On Friday, spurred on by a modest increase in jobs and an increase in the unemployment rate, the Dow industrials registered their second biggest gain of the year. From the report, investors apparently concluded that the economy is in a slow-growth mode and that the Fed will continue its monthly bond purchases.
Transportation stocks were strong, with the Dow Jones Transportation Average up 2.4%, and financials and industrials rose by more than 1.7%, as cyclical stocks led. But gold and silver fell, and copper lost 1.5%.
At Friday’s close, the Dow Jones Industrial Average gained 208 points at 15,248, the S&P 500 jumped 21 points to 1,643, and the Nasdaq rose 45 points to 3,469. The NYSE traded 728 million shares and the Nasdaq crossed 428 million. Advancers were ahead of decliners on both major exchanges by about 2-to-1.

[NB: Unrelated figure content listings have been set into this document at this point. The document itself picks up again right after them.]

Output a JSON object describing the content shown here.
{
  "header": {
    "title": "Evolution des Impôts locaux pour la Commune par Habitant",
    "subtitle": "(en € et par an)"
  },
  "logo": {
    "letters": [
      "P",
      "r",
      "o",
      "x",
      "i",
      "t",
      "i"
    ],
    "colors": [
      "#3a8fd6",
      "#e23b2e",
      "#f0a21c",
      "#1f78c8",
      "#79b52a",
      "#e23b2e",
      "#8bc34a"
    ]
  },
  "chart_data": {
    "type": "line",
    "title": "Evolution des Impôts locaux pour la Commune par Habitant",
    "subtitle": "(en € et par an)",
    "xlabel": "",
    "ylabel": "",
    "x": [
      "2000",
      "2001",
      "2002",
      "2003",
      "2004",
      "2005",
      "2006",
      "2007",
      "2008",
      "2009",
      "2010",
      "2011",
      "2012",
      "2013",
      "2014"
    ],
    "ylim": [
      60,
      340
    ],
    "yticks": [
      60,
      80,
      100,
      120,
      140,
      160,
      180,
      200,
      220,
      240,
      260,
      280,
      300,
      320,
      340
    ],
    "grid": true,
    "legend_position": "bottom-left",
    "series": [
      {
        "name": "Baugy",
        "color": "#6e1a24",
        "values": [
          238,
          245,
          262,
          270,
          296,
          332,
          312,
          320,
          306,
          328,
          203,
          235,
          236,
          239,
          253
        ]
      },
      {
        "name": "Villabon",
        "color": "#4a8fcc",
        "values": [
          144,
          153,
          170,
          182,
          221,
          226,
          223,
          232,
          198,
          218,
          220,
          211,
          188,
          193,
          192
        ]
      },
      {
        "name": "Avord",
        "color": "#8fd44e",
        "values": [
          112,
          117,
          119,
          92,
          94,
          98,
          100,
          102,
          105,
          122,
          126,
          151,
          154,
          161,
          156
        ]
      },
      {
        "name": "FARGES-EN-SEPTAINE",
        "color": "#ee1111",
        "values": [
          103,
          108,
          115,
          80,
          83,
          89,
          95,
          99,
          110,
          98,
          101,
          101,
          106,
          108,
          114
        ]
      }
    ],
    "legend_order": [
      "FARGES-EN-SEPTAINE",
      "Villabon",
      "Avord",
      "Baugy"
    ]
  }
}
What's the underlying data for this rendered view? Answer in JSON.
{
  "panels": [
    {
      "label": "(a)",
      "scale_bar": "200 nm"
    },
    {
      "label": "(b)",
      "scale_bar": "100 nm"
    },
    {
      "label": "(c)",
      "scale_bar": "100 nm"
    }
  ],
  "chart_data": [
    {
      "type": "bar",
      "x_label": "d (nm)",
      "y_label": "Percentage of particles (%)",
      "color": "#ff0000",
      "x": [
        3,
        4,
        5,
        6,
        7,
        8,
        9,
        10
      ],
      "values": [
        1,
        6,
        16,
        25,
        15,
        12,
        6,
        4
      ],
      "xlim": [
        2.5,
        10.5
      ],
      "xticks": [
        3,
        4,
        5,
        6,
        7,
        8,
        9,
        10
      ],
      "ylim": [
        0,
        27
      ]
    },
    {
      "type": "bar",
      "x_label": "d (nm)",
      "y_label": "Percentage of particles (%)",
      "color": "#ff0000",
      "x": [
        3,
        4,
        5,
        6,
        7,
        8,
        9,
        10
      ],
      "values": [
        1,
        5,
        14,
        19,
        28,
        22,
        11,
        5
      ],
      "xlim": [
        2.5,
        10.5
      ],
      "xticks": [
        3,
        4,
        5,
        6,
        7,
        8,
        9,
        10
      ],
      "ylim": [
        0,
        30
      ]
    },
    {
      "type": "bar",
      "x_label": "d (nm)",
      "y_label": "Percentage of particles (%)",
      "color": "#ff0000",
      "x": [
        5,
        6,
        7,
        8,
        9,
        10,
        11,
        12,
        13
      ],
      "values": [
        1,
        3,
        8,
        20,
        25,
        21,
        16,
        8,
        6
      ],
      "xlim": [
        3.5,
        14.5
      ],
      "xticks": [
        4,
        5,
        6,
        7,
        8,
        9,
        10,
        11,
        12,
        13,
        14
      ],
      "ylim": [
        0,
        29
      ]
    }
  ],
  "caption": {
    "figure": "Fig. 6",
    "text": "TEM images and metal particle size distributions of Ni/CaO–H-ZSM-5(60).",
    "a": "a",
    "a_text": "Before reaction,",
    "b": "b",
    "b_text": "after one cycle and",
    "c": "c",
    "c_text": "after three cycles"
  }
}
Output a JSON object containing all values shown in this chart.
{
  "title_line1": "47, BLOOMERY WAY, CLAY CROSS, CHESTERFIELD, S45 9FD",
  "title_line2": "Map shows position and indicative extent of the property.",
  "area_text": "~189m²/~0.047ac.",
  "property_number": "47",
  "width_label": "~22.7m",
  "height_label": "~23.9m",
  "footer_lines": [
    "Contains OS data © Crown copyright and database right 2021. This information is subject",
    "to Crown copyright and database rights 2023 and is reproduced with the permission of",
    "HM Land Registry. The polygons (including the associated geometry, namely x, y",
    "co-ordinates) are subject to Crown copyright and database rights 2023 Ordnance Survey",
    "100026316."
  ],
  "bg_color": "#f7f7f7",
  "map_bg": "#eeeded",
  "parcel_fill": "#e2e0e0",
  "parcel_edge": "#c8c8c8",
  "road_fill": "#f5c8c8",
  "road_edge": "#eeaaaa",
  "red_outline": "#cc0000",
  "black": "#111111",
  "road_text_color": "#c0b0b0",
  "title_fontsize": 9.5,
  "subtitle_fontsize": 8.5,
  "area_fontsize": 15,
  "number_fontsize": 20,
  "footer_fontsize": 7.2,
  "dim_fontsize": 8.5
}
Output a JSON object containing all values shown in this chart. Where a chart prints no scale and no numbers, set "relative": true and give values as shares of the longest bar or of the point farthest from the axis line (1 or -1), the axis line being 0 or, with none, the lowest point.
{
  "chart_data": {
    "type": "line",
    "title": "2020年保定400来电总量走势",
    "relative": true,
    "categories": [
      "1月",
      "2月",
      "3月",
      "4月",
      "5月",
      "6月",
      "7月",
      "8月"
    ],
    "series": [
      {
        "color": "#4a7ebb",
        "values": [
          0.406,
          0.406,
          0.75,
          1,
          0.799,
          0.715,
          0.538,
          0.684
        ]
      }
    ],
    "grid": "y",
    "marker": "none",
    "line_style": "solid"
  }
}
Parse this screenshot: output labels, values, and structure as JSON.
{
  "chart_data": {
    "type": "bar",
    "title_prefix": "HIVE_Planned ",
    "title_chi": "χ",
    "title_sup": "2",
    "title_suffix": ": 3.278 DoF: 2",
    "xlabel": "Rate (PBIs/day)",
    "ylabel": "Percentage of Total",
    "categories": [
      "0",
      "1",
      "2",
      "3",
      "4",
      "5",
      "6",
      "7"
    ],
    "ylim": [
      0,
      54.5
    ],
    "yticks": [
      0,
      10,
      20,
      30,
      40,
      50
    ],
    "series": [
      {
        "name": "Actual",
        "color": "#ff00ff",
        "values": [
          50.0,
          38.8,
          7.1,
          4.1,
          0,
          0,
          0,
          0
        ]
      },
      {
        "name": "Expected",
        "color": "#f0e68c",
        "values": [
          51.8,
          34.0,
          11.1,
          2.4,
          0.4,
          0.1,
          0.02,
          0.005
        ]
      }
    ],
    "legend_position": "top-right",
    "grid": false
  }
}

For the week, the Dow rose 0.9%, the S&P 500 gained 0.8%, and the Nasdaq rose 0.4%.
After reaching the second highest level of the year, the CBOE Volatility Index (VIX) reversed and gapped down — a bullish development.
Thursday’s intraday low of 1,598 on the S&P 500 successfully tested the 50-day moving average and the intermediate trendline. The index reversed following a 5.3% pullback from the May high at 1,687. But it failed to close above its 20-day moving average at 1,646. A high-volume close under 1,598 would likely turn prices south.
The Nasdaq’s gap at 3,305 to 3,370 and the 50-day moving average at 3,354 were tested on Thursday and not only held, but prices reversed and the index issued a buy signal from our internal indicator, the Collins-Bollinger Reversal (CBR), at 3,378.
MACD is oversold — note how the red line has flattened while the blue histogram is up by one bar. The index closed the week above its 20-day moving average at 3,463. But one negative remains: The Nasdaq closed on the resistance line that forms the right side of the pyramid formation but failed to penetrate it.
On Thursday, the Dow pierced its intermediate trendline and 50-day moving average. But by closing above these support lines and resting at its high of the day, it created a reversal.
This is a classic bear trap since earlier in the day sellers seeing the index’s apparent negative trend were drawn into selling, but the trap was sprung when the index reversed. The bears really took it on the chin on Friday when the index closed above both the short-term resistance line and its 20-day moving average.
Conclusion: Most of the technical aspects of Thursday and Friday were very positive. The near-term trend was reestablished in the Dow industrials and came very close to complete reversals (up) on the Nasdaq and the S&P 500.
The bear ended the week with one foot in the trap. This week should tell us whether he has been fully subdued. But if the week’s lows in each index are violated, the bear will run wild, so wait for a confirming close above the resistance areas discussed above before riding the bull.